Rebekah Jones, spécialiste en données qui s’est illustrée le printemps dernier au sein du département de la Santé de la Floride en jouant un rôle central dans la mise sur pied d’un site colligeant les informations sur la pandémie à l’attention de la population de l’État.

« Voilà ce qui arrive aux scientifiques qui tentent de faire leur travail honnêtement. Voilà ce qui arrive aux gens qui tiennent tête au pouvoir », a indiqué sur Twitter Mme Jones, en accusant au passage le politicien d’avoir « envoyé la Gestapo » chez elle.

Dans une vidéo qu’elle a mise en ligne, on voit la scientifique répondre à la porte à un agent armé qui lui demande de sortir. Il s’avance ensuite vers l’escalier et crie au mari de Mme Jones de descendre avec leurs deux jeunes enfants, alors qu’un second agent pointe un revolver vers le haut.

L’intervention a duré trois heures et mené notamment à la saisie de l’ordinateur et du téléphone de Mme Jones, qui seront fouillés par les autorités.

Le service de police a expliqué dans un communiqué que ses agents enquêtaient sur un acte de piratage récent visant le service de messagerie d’urgence du département de la Santé, où Mme Jones travaillait avant d’être congédiée, en mai.

Un individu non identifié a envoyé un message invitant le personnel à dénoncer la manière dont l’État gère les données sur la COVID-19. « Vous n’avez pas besoin de tolérer ce qui se passe. Soyez un héros. Parlez avant qu’il ne soit trop tard », suggérait-il aux destinataires.

La police a indiqué qu’elle avait déterminé que le message provenait de la résidence de Mme Jones, qui nie avoir les compétences informatiques requises pour procéder à une telle manœuvre en ligne.

Un rôle crucial dans la transmission des données

La spécialiste en données s’est illustrée le printemps dernier au sein du département de la Santé en jouant un rôle central dans la mise sur pied d’un site colligeant les informations sur la pandémie à l’attention de la population de l’État.

La firme responsable du logiciel utilisé par l’État avait salué ses compétences et son sens de l’initiative, mais ses relations avec son employeur se sont tout de même rapidement détériorées.
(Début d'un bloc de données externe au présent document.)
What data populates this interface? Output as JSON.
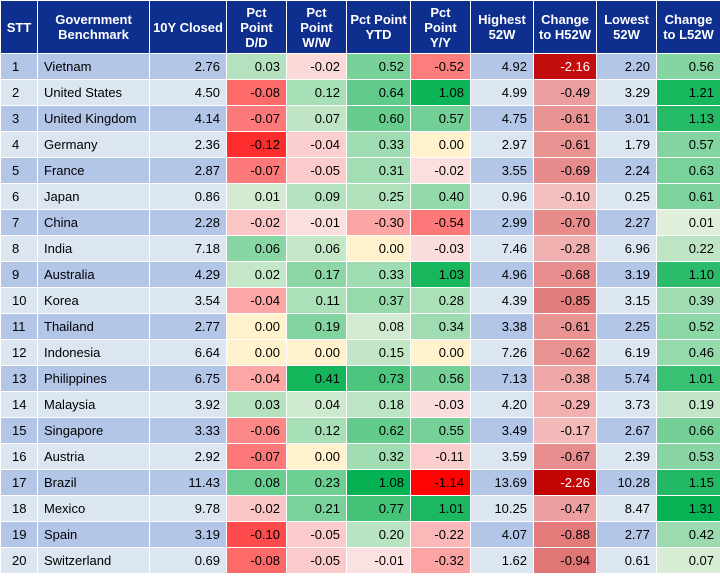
{
  "headers": [
    "STT",
    "Government Benchmark",
    "10Y Closed",
    "Pct Point D/D",
    "Pct Point W/W",
    "Pct Point YTD",
    "Pct Point Y/Y",
    "Highest 52W",
    "Change to H52W",
    "Lowest 52W",
    "Change to L52W"
  ],
  "rows": [
    {
      "stt": "1",
      "name": "Vietnam",
      "closed": "2.76",
      "dd": "0.03",
      "ww": "-0.02",
      "ytd": "0.52",
      "yy": "-0.52",
      "high": "4.92",
      "chigh": "-2.16",
      "low": "2.20",
      "clow": "0.56"
    },
    {
      "stt": "2",
      "name": "United States",
      "closed": "4.50",
      "dd": "-0.08",
      "ww": "0.12",
      "ytd": "0.64",
      "yy": "1.08",
      "high": "4.99",
      "chigh": "-0.49",
      "low": "3.29",
      "clow": "1.21"
    },
    {
      "stt": "3",
      "name": "United Kingdom",
      "closed": "4.14",
      "dd": "-0.07",
      "ww": "0.07",
      "ytd": "0.60",
      "yy": "0.57",
      "high": "4.75",
      "chigh": "-0.61",
      "low": "3.01",
      "clow": "1.13"
    },
    {
      "stt": "4",
      "name": "Germany",
      "closed": "2.36",
      "dd": "-0.12",
      "ww": "-0.04",
      "ytd": "0.33",
      "yy": "0.00",
      "high": "2.97",
      "chigh": "-0.61",
      "low": "1.79",
      "clow": "0.57"
    },
    {
      "stt": "5",
      "name": "France",
      "closed": "2.87",
      "dd": "-0.07",
      "ww": "-0.05",
      "ytd": "0.31",
      "yy": "-0.02",
      "high": "3.55",
      "chigh": "-0.69",
      "low": "2.24",
      "clow": "0.63"
    },
    {
      "stt": "6",
      "name": "Japan",
      "closed": "0.86",
      "dd": "0.01",
      "ww": "0.09",
      "ytd": "0.25",
      "yy": "0.40",
      "high": "0.96",
      "chigh": "-0.10",
      "low": "0.25",
      "clow": "0.61"
    },
    {
      "stt": "7",
      "name": "China",
      "closed": "2.28",
      "dd": "-0.02",
      "ww": "-0.01",
      "ytd": "-0.30",
      "yy": "-0.54",
      "high": "2.99",
      "chigh": "-0.70",
      "low": "2.27",
      "clow": "0.01"
    },
    {
      "stt": "8",
      "name": "India",
      "closed": "7.18",
      "dd": "0.06",
      "ww": "0.06",
      "ytd": "0.00",
      "yy": "-0.03",
      "high": "7.46",
      "chigh": "-0.28",
      "low": "6.96",
      "clow": "0.22"
    },
    {
      "stt": "9",
      "name": "Australia",
      "closed": "4.29",
      "dd": "0.02",
      "ww": "0.17",
      "ytd": "0.33",
      "yy": "1.03",
      "high": "4.96",
      "chigh": "-0.68",
      "low": "3.19",
      "clow": "1.10"
    },
    {
      "stt": "10",
      "name": "Korea",
      "closed": "3.54",
      "dd": "-0.04",
      "ww": "0.11",
      "ytd": "0.37",
      "yy": "0.28",
      "high": "4.39",
      "chigh": "-0.85",
      "low": "3.15",
      "clow": "0.39"
    },
    {
      "stt": "11",
      "name": "Thailand",
      "closed": "2.77",
      "dd": "0.00",
      "ww": "0.19",
      "ytd": "0.08",
      "yy": "0.34",
      "high": "3.38",
      "chigh": "-0.61",
      "low": "2.25",
      "clow": "0.52"
    },
    {
      "stt": "12",
      "name": "Indonesia",
      "closed": "6.64",
      "dd": "0.00",
      "ww": "0.00",
      "ytd": "0.15",
      "yy": "0.00",
      "high": "7.26",
      "chigh": "-0.62",
      "low": "6.19",
      "clow": "0.46"
    },
    {
      "stt": "13",
      "name": "Philippines",
      "closed": "6.75",
      "dd": "-0.04",
      "ww": "0.41",
      "ytd": "0.73",
      "yy": "0.56",
      "high": "7.13",
      "chigh": "-0.38",
      "low": "5.74",
      "clow": "1.01"
    },
    {
      "stt": "14",
      "name": "Malaysia",
      "closed": "3.92",
      "dd": "0.03",
      "ww": "0.04",
      "ytd": "0.18",
      "yy": "-0.03",
      "high": "4.20",
      "chigh": "-0.29",
      "low": "3.73",
      "clow": "0.19"
    },
    {
      "stt": "15",
      "name": "Singapore",
      "closed": "3.33",
      "dd": "-0.06",
      "ww": "0.12",
      "ytd": "0.62",
      "yy": "0.55",
      "high": "3.49",
      "chigh": "-0.17",
      "low": "2.67",
      "clow": "0.66"
    },
    {
      "stt": "16",
      "name": "Austria",
      "closed": "2.92",
      "dd": "-0.07",
      "ww": "0.00",
      "ytd": "0.32",
      "yy": "-0.11",
      "high": "3.59",
      "chigh": "-0.67",
      "low": "2.39",
      "clow": "0.53"
    },
    {
      "stt": "17",
      "name": "Brazil",
      "closed": "11.43",
      "dd": "0.08",
      "ww": "0.23",
      "ytd": "1.08",
      "yy": "-1.14",
      "high": "13.69",
      "chigh": "-2.26",
      "low": "10.28",
      "clow": "1.15"
    },
    {
      "stt": "18",
      "name": "Mexico",
      "closed": "9.78",
      "dd": "-0.02",
      "ww": "0.21",
      "ytd": "0.77",
      "yy": "1.01",
      "high": "10.25",
      "chigh": "-0.47",
      "low": "8.47",
      "clow": "1.31"
    },
    {
      "stt": "19",
      "name": "Spain",
      "closed": "3.19",
      "dd": "-0.10",
      "ww": "-0.05",
      "ytd": "0.20",
      "yy": "-0.22",
      "high": "4.07",
      "chigh": "-0.88",
      "low": "2.77",
      "clow": "0.42"
    },
    {
      "stt": "20",
      "name": "Switzerland",
      "closed": "0.69",
      "dd": "-0.08",
      "ww": "-0.05",
      "ytd": "-0.01",
      "yy": "-0.32",
      "high": "1.62",
      "chigh": "-0.94",
      "low": "0.61",
      "clow": "0.07"
    }
  ],
  "colors": {
    "header_bg": "#0f2f8f",
    "row_odd_bg": "#b4c6e7",
    "row_even_bg": "#dce6f1",
    "neutral_fill": "#fff2cc",
    "positive_scale": [
      "#e2efda",
      "#00b050"
    ],
    "negative_scale": [
      "#fbe3e3",
      "#ff0000"
    ],
    "change_to_high_scale": [
      "#f8c8c8",
      "#c00000"
    ]
  }
}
Mme Jones affirme avoir été congédiée en mai parce qu’elle refusait de revoir les méthodes de comptabilisation des cas, des morts et du taux de positivité pour embellir la situation et justifier la volonté du gouverneur d’assouplir les restrictions mises en place pour lutter contre la pandémie.
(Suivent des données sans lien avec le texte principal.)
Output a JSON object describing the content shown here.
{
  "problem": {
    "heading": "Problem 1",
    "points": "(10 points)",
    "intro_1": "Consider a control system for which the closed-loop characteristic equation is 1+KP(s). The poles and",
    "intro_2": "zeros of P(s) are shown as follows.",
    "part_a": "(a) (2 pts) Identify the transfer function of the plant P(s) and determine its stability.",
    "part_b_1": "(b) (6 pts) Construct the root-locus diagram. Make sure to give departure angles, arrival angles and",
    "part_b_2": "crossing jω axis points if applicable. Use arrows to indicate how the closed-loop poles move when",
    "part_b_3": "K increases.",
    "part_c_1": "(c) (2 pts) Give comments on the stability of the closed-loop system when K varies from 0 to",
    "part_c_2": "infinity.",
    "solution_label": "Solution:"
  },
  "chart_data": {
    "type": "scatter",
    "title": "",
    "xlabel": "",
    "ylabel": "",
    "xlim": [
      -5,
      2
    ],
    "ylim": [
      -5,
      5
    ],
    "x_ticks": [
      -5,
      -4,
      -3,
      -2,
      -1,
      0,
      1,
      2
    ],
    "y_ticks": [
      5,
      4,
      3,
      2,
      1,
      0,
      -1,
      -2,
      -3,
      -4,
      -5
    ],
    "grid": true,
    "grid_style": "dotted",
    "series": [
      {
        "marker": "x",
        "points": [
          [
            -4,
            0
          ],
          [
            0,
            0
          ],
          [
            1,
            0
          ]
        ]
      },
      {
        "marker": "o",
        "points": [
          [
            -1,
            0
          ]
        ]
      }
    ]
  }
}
M. DeSantis, élu républicain très critique des mesures de confinement qui refuse l’imposition du port du masque, a affirmé de son côté que la scientifique avait modifié à plusieurs reprises le site floridien de données sur la COVID-19 contre l’avis de ses supérieurs et sans tenir compte de l’avis des épidémiologistes.

Mme Jones a créé, après son congédiement, son propre site de présentation des données sur la pandémie, qui n’a pu être mis à jour lundi soir, faute d’ordinateur.

La scientifique a lancé un appel à l’aide sur le site Gofundme pour renouveler son matériel informatique et « trouver un fichu bon avocat » afin de contrer les accusations de piratage. En fin de journée mardi, elle avait reçu plus de 150 000 $ US en dons.

DeSantis devrait moins s’occuper de ce que j’écris et se concentrer sur les gens dans cet État qui sont malades et en train de mourir.

Rebekah Jones, sur les ondes de CNN

M. DeSantis a assuré mardi n’avoir joué aucun rôle dans l’enquête contre Mme Jones et la perquisition survenue lundi.

« Des proportions exagérées »

Le DThomas Unnasch, spécialiste de santé publique à la South Florida University, note que la polémique survient alors que le nombre de cas et d’hospitalisations liés à la COVID-19 repart dangereusement à la hausse en Floride.

« Toute cette affaire a pris des proportions complètement exagérées », relève le chercheur en parlant du différend entre Mme Jones et le gouverneur.

« La situation reflète l’hyperpolitisation associée à la prise en charge de la pandémie aux États-Unis », ajoute le DUnnasch, qui aimerait voir les Américains de toutes allégeances unir leurs forces à ce sujet plutôt que de se déchirer.

« Ce virus n’est pas un animal politique. Il se fera un plaisir de vous tuer, que vous soyez démocrate ou républicain », dit-il.